Describe the events that occurred during the course of your internment from December of 1941. Talk to us about what happened sequentially over that period of time.

Well, on Christmas Day [1941] they were kind enough to give us a very small paper cup full of -- it was tomato juice. Now, we hadn't had anything to eat since the 22nd, and then they give us a swallow of water that they'd had in 55-gallon gasoline drums, so the water tasted like gasoline. That's all the water we had. And then on Christmas Day, they marched us back up to the Camp 2. But they had moved out all the mattresses, put barbed wire around a bunch of the barracks. The men -- we had to sleep on the floor or on the bunk with no mattress. We were there until … went out on work details every day and did things around on the island. We could get into a lot of detail on that, but one time I was on a barge with a stiff-leg crane, and they had four-engine flying boats, and one of them hit a coral head, punched a hole in his pontoon, or his boat, and it sunk. And they wanted that brought up so they could repair it. So we had quite a time with that crew that day getting it up where they could get to it.
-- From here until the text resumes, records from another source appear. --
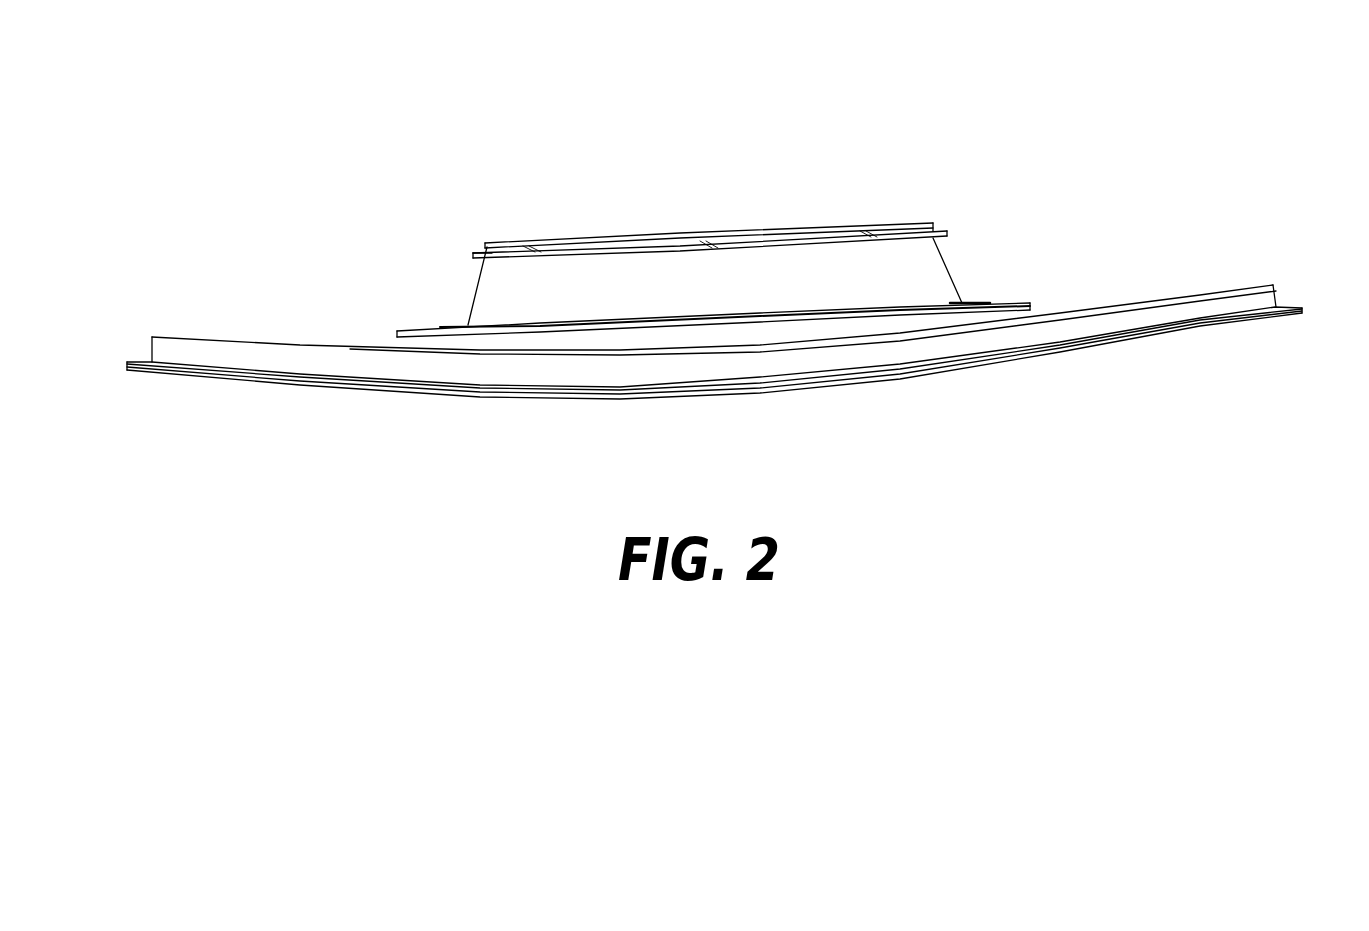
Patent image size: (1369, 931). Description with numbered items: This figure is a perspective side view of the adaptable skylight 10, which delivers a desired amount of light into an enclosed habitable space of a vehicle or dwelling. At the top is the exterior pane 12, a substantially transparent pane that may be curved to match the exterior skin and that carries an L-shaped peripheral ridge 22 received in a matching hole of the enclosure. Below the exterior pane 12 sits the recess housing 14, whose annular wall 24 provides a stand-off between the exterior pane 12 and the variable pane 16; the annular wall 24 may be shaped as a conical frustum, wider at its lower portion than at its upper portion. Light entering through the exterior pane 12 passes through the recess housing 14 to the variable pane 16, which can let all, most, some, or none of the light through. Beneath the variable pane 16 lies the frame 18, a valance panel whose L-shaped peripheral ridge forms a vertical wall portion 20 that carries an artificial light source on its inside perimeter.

The adaptable skylight 10 is at (268, 126).
The exterior pane 12 is at (740, 248).
The recess housing 14 is at (954, 249).
The variable pane 16 is at (1010, 303).
The frame 18 is at (1220, 272).
The vertical wall portion 20 is at (1150, 322).
The L-shaped peripheral ridge 22 is at (487, 245).
The annular wall 24 is at (483, 295).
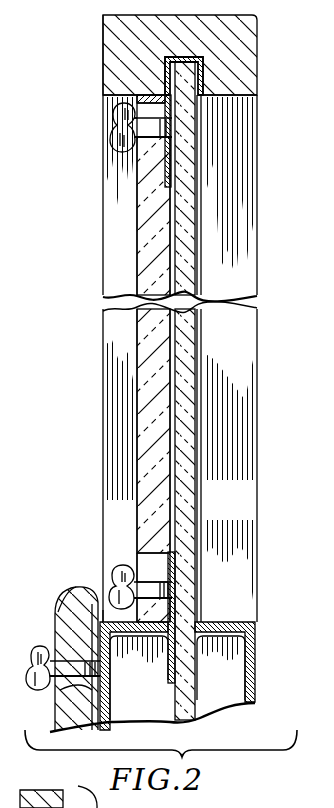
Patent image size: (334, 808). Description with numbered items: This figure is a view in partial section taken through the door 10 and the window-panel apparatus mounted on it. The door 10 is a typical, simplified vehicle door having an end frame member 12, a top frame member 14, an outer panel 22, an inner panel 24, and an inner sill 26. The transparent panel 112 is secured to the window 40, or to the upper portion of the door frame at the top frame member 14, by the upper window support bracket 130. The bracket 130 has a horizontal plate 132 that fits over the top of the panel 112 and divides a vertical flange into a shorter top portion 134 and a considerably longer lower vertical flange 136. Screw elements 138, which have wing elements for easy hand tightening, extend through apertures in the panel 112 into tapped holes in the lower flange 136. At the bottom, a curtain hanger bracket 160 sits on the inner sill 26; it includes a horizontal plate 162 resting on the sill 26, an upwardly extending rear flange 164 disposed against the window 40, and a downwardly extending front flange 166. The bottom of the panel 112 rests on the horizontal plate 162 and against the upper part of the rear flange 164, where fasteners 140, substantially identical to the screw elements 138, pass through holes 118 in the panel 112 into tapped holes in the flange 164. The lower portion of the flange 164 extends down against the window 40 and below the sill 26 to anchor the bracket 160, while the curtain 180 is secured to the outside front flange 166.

The door 10 is at (103, 33).
The end frame member 12 is at (128, 358).
The top frame member 14 is at (107, 52).
The outer panel 22 is at (253, 678).
The inner panel 24 is at (108, 703).
The inner sill 26 is at (108, 608).
The window 40 is at (184, 434).
The transparent panel 112 is at (143, 436).
The holes 118 is at (147, 580).
The upper window support bracket 130 is at (187, 53).
The horizontal plate 132 is at (150, 98).
The top portion of vertical flange 134 is at (166, 67).
The lower vertical flange 136 is at (113, 112).
The screw elements 138 is at (114, 142).
The fasteners 140 is at (115, 575).
The curtain hanger bracket 160 is at (56, 645).
The horizontal plate 162 is at (77, 600).
The rear flange 164 is at (167, 663).
The front flange 166 is at (77, 690).
The curtain 180 is at (81, 645).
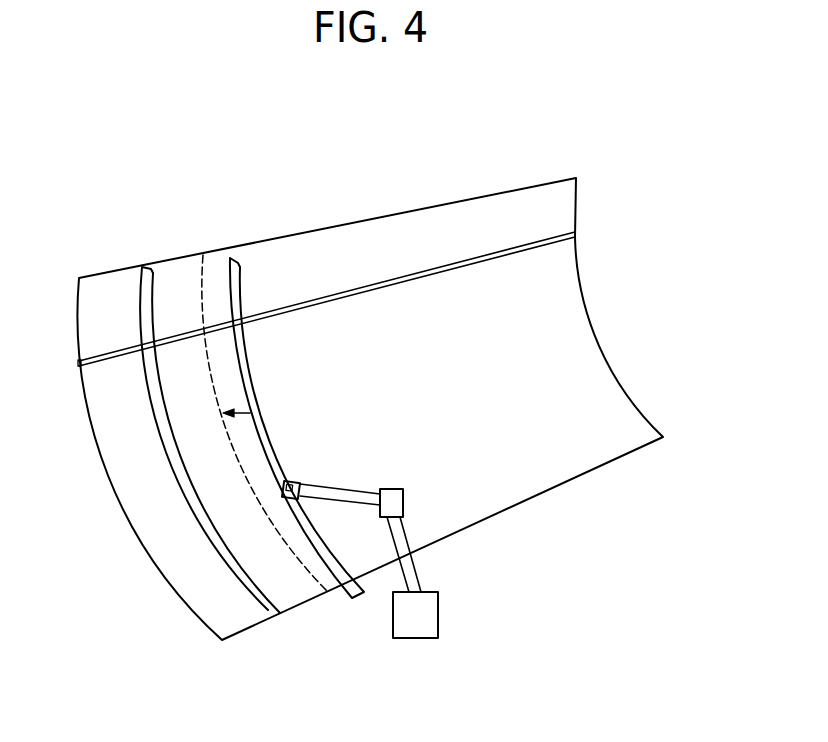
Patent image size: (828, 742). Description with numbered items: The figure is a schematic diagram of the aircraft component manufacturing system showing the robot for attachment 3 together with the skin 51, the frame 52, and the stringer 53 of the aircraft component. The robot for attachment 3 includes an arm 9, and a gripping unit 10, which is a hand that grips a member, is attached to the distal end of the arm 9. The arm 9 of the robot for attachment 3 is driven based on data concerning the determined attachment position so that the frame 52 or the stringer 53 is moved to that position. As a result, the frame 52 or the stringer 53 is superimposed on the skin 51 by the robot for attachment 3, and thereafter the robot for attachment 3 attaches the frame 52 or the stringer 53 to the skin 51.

The skin 51 is at (424, 208).
The frame 52 is at (153, 293).
The stringer 53 is at (345, 292).
The gripping unit 10 is at (290, 477).
The arm 9 is at (405, 529).
The robot for attachment 3 is at (438, 615).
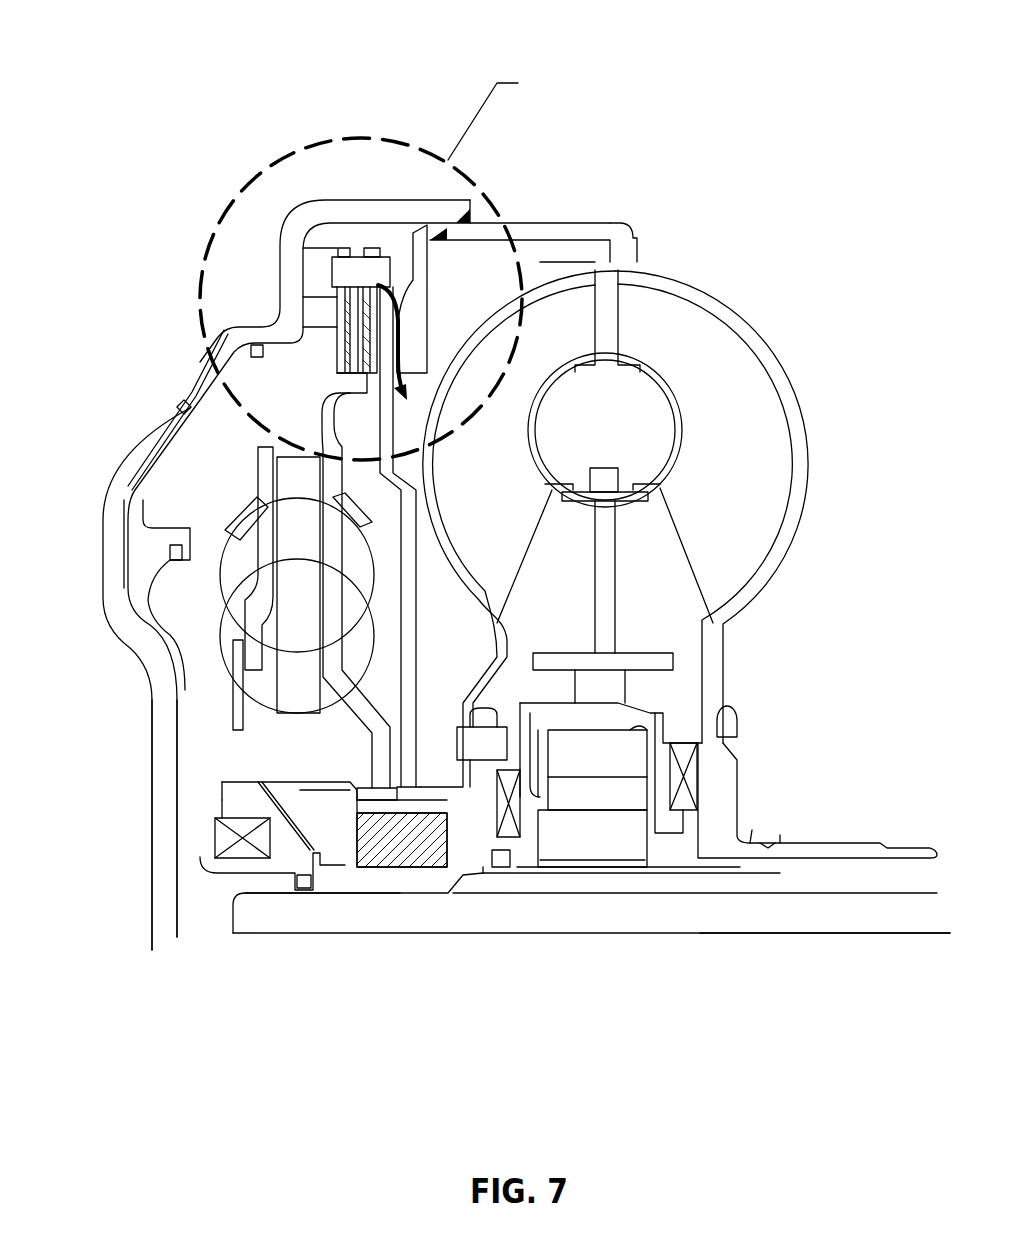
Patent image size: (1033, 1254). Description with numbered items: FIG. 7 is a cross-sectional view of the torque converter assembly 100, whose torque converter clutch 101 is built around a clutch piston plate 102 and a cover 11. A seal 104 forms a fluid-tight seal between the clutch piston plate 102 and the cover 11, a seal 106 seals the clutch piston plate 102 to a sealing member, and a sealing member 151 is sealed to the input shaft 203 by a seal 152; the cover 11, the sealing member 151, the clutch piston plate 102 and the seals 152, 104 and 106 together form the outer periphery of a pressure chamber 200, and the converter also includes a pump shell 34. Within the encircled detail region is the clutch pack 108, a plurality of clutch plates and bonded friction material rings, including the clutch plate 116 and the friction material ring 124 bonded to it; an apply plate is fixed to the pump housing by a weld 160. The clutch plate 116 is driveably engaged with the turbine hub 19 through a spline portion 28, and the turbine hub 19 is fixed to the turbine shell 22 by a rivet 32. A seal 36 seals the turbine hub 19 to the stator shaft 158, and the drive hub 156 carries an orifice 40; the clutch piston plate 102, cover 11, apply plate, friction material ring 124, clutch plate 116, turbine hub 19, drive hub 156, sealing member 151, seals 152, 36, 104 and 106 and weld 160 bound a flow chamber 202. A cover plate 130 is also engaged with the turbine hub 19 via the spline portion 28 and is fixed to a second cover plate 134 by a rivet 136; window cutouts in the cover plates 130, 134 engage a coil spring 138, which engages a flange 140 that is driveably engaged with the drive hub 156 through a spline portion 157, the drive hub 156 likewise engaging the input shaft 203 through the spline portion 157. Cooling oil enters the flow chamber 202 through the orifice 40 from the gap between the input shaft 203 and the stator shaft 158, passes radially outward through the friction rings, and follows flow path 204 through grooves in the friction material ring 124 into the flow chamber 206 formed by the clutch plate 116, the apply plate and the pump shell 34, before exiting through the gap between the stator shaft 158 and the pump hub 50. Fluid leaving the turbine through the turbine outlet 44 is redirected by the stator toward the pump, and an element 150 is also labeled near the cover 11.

The clutch assembly 100 is at (813, 128).
The cover 11 is at (197, 347).
The turbine hub 19 is at (483, 797).
The turbine shell 22 is at (477, 597).
The spline portion 28 is at (355, 773).
The rivet 32 is at (493, 742).
The pump shell 34 is at (795, 375).
The seal 36 is at (503, 867).
The orifice 40 is at (267, 803).
The turbine outlet 44 is at (254, 774).
The pump hub 50 is at (838, 848).
The torque converter clutch 101 is at (322, 300).
The clutch piston plate 102 is at (243, 507).
The seal 104 is at (253, 347).
The seal 106 is at (157, 550).
The clutch pack 108 is at (344, 226).
The clutch plate 116 is at (410, 677).
The friction material ring 124 is at (398, 280).
The cover plate 130 is at (375, 505).
The cover plate 134 is at (176, 397).
The rivet 136 is at (398, 320).
The coil spring 138 is at (370, 590).
The flange 140 is at (300, 720).
The wall 150 is at (197, 357).
The sealing member 151 is at (190, 703).
The seal 152 is at (290, 880).
The drive hub 156 is at (397, 873).
The spline portion 157 is at (255, 760).
The stator shaft 158 is at (637, 873).
The weld 160 is at (420, 152).
The pressure chamber 200 is at (137, 517).
The flow chamber 202 is at (165, 505).
The input shaft 203 is at (872, 907).
The flow path 204 is at (510, 237).
The flow chamber 206 is at (597, 258).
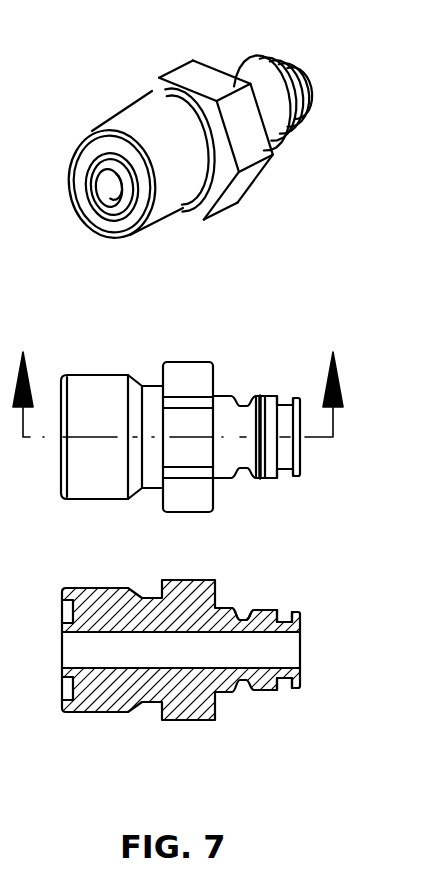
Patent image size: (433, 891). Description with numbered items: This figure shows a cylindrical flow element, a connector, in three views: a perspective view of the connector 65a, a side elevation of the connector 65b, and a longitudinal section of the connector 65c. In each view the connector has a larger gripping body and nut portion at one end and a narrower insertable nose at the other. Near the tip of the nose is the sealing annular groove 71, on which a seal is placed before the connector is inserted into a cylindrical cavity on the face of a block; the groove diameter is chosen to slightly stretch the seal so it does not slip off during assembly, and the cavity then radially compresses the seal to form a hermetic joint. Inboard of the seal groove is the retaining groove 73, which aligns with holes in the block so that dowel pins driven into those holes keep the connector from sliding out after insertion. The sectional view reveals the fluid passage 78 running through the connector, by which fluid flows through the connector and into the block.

The connector 65a is at (183, 79).
The connector 65b is at (183, 383).
The connector 65c is at (175, 582).
The sealing annular groove 71 is at (297, 122).
The retaining groove 73 is at (282, 138).
The fluid passage 78 is at (110, 193).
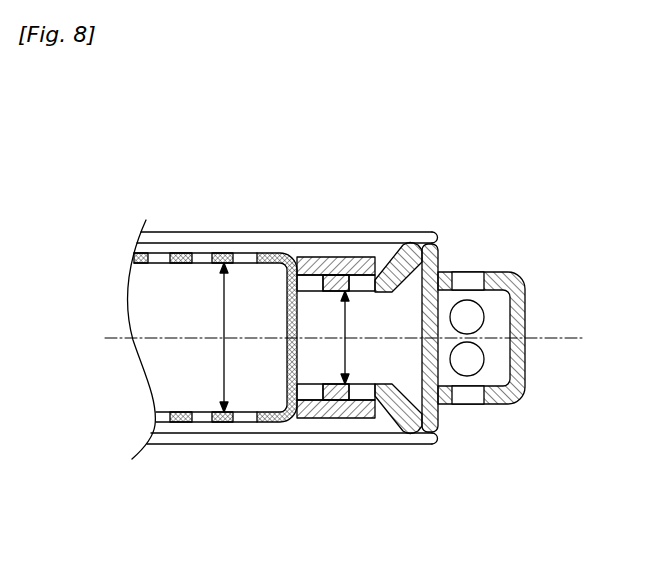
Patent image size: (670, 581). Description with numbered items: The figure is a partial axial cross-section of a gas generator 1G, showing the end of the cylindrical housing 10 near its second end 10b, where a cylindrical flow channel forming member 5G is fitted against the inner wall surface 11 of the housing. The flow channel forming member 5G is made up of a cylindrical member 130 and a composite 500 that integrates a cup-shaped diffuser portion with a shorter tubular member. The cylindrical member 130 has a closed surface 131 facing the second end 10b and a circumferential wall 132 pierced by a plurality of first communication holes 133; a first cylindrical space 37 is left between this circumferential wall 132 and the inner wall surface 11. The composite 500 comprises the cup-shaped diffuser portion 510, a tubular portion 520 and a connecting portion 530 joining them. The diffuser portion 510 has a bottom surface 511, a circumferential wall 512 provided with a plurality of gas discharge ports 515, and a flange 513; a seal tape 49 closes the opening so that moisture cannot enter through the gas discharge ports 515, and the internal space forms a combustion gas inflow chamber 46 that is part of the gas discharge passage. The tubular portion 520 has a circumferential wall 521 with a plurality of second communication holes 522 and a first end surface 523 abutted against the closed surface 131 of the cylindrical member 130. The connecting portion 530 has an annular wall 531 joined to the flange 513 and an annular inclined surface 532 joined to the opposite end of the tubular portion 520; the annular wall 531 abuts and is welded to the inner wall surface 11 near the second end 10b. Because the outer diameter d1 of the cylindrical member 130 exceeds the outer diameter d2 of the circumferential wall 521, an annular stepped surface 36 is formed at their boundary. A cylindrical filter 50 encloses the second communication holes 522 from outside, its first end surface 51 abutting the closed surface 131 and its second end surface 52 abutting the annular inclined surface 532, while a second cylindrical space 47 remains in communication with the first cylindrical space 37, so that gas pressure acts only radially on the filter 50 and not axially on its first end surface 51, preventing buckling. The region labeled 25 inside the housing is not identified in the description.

The cylindrical housing 10 is at (192, 232).
The second end of the cylindrical housing 10b is at (437, 438).
The inner wall surface of the cylindrical housing 11 is at (162, 237).
The circumferential wall of the cylindrical member 132 is at (172, 437).
The chamber 25 is at (174, 302).
The first end surface of the cylindrical filter 51 is at (285, 266).
The cylindrical member 130 is at (228, 250).
The closed surface 131 is at (282, 366).
The first communication holes 133 is at (200, 410).
The first cylindrical space 37 is at (204, 424).
The first end surface of the tubular portion 523 is at (266, 423).
The composite 500 is at (330, 258).
The circumferential wall of the tubular portion 521 is at (333, 388).
The second communication holes 522 is at (357, 383).
The second cylindrical space 47 is at (355, 423).
The annular stepped surface 36 is at (305, 421).
The tubular portion 520 is at (325, 402).
The cylindrical filter 50 is at (345, 434).
The second end surface of the cylindrical filter 52 is at (404, 382).
The annular inclined surface 532 is at (385, 255).
The connecting portion 530 is at (382, 432).
The flange of the diffuser portion 513 is at (440, 252).
The annular wall 531 is at (422, 240).
The cup-shaped diffuser portion 510 is at (538, 372).
The circumferential wall of the diffuser portion 512 is at (495, 273).
The gas discharge ports 515 is at (470, 406).
The bottom surface 511 is at (528, 305).
The seal tape 49 is at (420, 325).
The combustion gas inflow chamber 46 is at (401, 295).
The outer diameter of the cylindrical member d1 is at (222, 337).
The outer diameter of the circumferential wall of the tubular portion d2 is at (345, 337).
The cylindrical flow channel forming member 5G is at (307, 165).
The gas generator 1G is at (342, 212).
What was your daily routine like while you were imprisoned?

Well, the 12th of January we went on a boat, ended up in China -- in Tokyo Bay on the 17th of January 1942, then we's there two days, then we went over to Shanghai. Woosung, we ended up at. And this camp was an old, I guess, Chinese camp, I don't know, army camp. We got four wet blankets that night, and there was snow on the south side of the buildings. They brought us some rice and -- and curry stew, they called it. And I didn’t like curry and I wasn't that hungry, and I managed to get a little gruel on the boat, not much, but some. There was a little fish they give us, and I give that to my buddy -- I didn't like it, it was smoked or dried or whatever. But each day I got hungrier, so I'd eat a little bit off the table. By the time we got to Shanghai, all he [my buddy] was getting was the bones and the head. [Laughs.] It wasn't much further, or I'd probably been eating it all. [Laughs.]

So it was cold that night, snow on the south side of the buildings. So we all -- the Japanese barracks was designed very similar to the barracks in the Old Spanish Fort -- I guess it's Spanish -- at St. Augustine, Florida. I'd seen that, and I'd seen the bunks for the soldiers there -- very similar to one we had. Just a flat platform raised up about 18 inches off the floor, and there was 36 in what we called a section. Nine on each side facing one other. So between nine men, you had 36 blankets, so we spread them all out on that platform then we all got on there. [Laughs.] That's how we spent the first night.

Of course, they give us chopsticks, but I never did understand how to use those things. But I had a little wooden spoon that comes in a Dixie -- in those days, a Dixie ice cream cup -- a little-bitty wooden spoon. I managed to have that with me, so that's what I used to eat my rice. I still got that spoon. [Laughs.]


How did the prisoners behave towards one another? How did you work together?

Well, that was rather difficult for quite a while. But they eventually -- it's kind of like rough water in a pan: sloshed around a lot, but it finally smoothed out. They reasonably after a while got settled down. Of course, naturally, the big arguments was over food -- and even a lowly cup of green tea was one of the bloodiest fights, over a cup of that. But most of the arguments was about the food -- but that was eventually ironed out, to where it all settled down.